|Johns Hopkins Scientists Discover New Therapeutic Target for Some Breast Cancers|
A protein that pumps calcium out of cells also moonlights as a signal to get massive quantities of the stuff to flow in, according to Johns Hopkins scientists. Their discovery of this surprisingly opposite function, reported Oct. 1 in Cell, highlights the link between calcium and cancer and holds the promise of a new therapeutic target for certain breast cancers.
The Hopkins study, a good example, the scientists say, of the value of following unexpected "detours" in biomedical research, focused on the enigmatic molecular machines known as SPCA2 that are found in very high levels in human breast cancer cells. Historically, SPCA2 were assumed to be redundant and less essential versions of better-known calcium pumps that scavenge calcium inside of cells everywhere in the body and store it away.
Mingye Feng, a graduate student of physiology in the Johns Hopkins University School of Medicine, learned that wasn't necessarily the case as he conducted a standard control experiment and put the gene that codes for the SPCA2 pump into an ordinary human cell. He expected that if the pump were functional, calcium levels in the cell would decrease and if it were not, the levels wouldn't change much or at all. Instead, the calcium levels rose dramatically.
"Rather than push this surprising turn of events under the rug, Feng kept probing," says Rajini Rao, Ph.D., a professor of physiology in the Johns Hopkins University School of Medicine. "Eventually, what turned up was this very unusual calcium signaling mechanism."
Experiments showed that SPCA2 actually moves from its normal location inside cells to the cell surface, where it interacts with porelike openings called calcium channels. SPCA2 activated the channels, essentially calling all calcium into the cells.
"This signaling role was overriding its pumping and scavenging function," Rao explains. "By overwhelming the pump's ability to put away the calcium, the net effect was an elevation of calcium."
Rao speculates that nature evolved this unusual mechanism because under certain conditions, tissues need to secrete a lot of calcium. One example: lactating mammary glands during breast feeding.
"Human milk is extremely high in calcium, and all that calcium gets there because SPCA2, along with an elaborate network of other proteins, is turned on during lactation," says Rao. "SPCA2's normal purpose, we think, is to signal calcium channels to open so lots and lots of calcium comes into the cells of mammary tissue, where it is packaged and pumped out to the milk."
Efficient as the process is, however, it's also susceptible to misregulation, Rao says. Further studies by her team found that in cells taken from human breast tumors, the SPCA2 gene - normally turned off except during lactation - is on.
"When regulation of SPCA2 goes wrong, that's when you have breast cancer," Rao says, probably because in breast tumor cells, the lack of regulation of the pump/signaling mechanism lets vast amounts of calcium into the cells, which stimulates the cell cycle, and triggers high levels of proliferation.

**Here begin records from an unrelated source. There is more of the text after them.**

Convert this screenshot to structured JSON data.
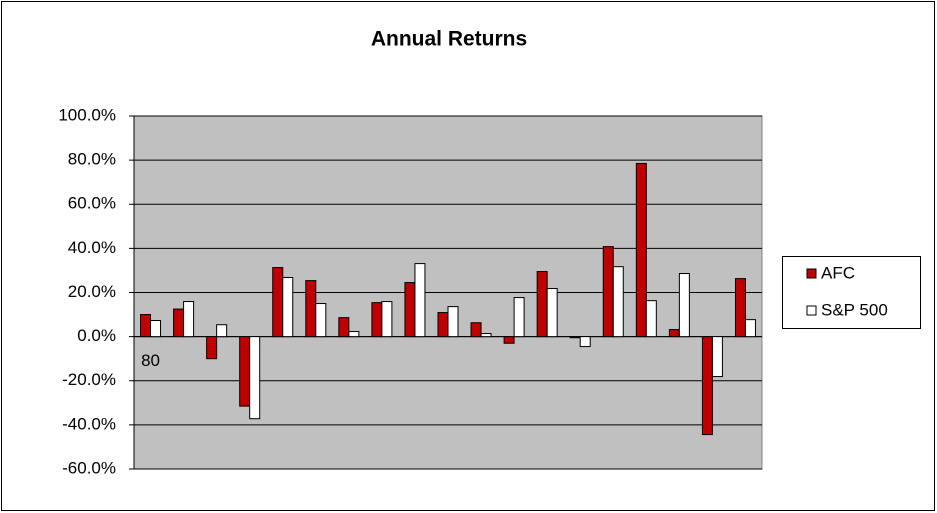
{
  "chart_data": {
    "type": "bar",
    "title": "Annual Returns",
    "categories": [
      "80",
      null,
      null,
      null,
      null,
      null,
      null,
      null,
      null,
      null,
      null,
      null,
      null,
      null,
      null,
      null,
      null,
      null,
      null
    ],
    "series": [
      {
        "name": "AFC",
        "color": "#c00000",
        "values": [
          10,
          12.5,
          -10,
          -31.5,
          31.3,
          25.4,
          8.6,
          15.4,
          24.5,
          10.9,
          6.3,
          -3,
          29.5,
          -0.5,
          40.8,
          78.5,
          3.2,
          -44.4,
          26.3
        ]
      },
      {
        "name": "S&P 500",
        "color": "#ffffff",
        "values": [
          7.3,
          15.9,
          5.4,
          -37.2,
          26.8,
          15,
          2.3,
          15.9,
          33.1,
          13.6,
          1.4,
          17.7,
          21.8,
          -4.5,
          31.7,
          16.3,
          28.6,
          -18.1,
          7.7
        ]
      }
    ],
    "ylim": [
      -60,
      100
    ],
    "yticks": [
      {
        "value": -60,
        "label": "-60.0%"
      },
      {
        "value": -40,
        "label": "-40.0%"
      },
      {
        "value": -20,
        "label": "-20.0%"
      },
      {
        "value": 0,
        "label": "0.0%"
      },
      {
        "value": 20,
        "label": "20.0%"
      },
      {
        "value": 40,
        "label": "40.0%"
      },
      {
        "value": 60,
        "label": "60.0%"
      },
      {
        "value": 80,
        "label": "80.0%"
      },
      {
        "value": 100,
        "label": "100.0%"
      }
    ],
    "grid": true,
    "legend": "right"
  }
}
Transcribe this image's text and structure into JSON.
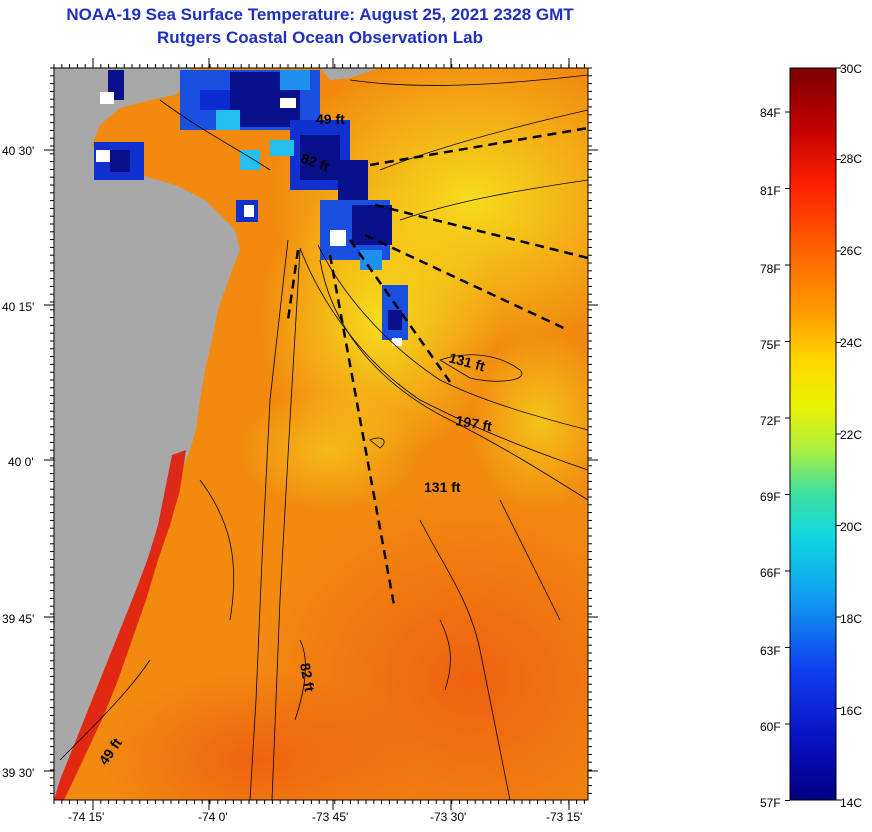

When the researchers studied human breast cancer cell lines in which they knocked down expression of the SPCA2 pump, they saw calcium levels fall, along with a loss of tumorlike properties such as rapid growth and loss of contact inhibition by other cells. On the other hand, if they inserted the gene coding for the SPCA2 pump into noncancerous human breast cells, these cells behaved like tumor cells.
In another set of experiments, they injected the breast cancer cells into mouse flanks, where they formed tumors. However, when they injected the mice with breast cancer cells in which the SPCA2 gene was knocked out, those cells failed to form tumors, suggesting that the SPCA2 protein is a trigger in breast cancer.
This newly discovered mechanism may provide an underlying cause for the microcalcifications (deposits of calcium) in breast tissue that, detectable by mammograms, may signal cancer, says Rao.
"No one knew why these appear or where they are coming from," Rao adds.
"But our work shows that these calcium-handling proteins are very misregulated in breast cancer."
In the future, Rao says, drugs might be used to disrupt the pump-channel interaction and block proliferation of breast cancer cells: "Some of the best-selling drugs in the world target channel and transporter proteins that reside in cell membranes because they are so available and accessible."
The study was supported by the National Institutes of Health and the National Health and Medical Research and Cancer Council Queensland.
Johns Hopkins authors of the study, in addition to Rao and Feng, are Nguyen Nguyen, Sharon Leitch, Yingyu Wang, Sabina Muend and Saraswati Sukumar.
Other authors are Paraic A. Kenny of the Albert Einstein College of Medicine; and Desma M. Grice, Helen M. Faddy, Sarah J. Roberts-Thomson and Gregory R. Monteith of the University of Queensland, Brisbane, Australia.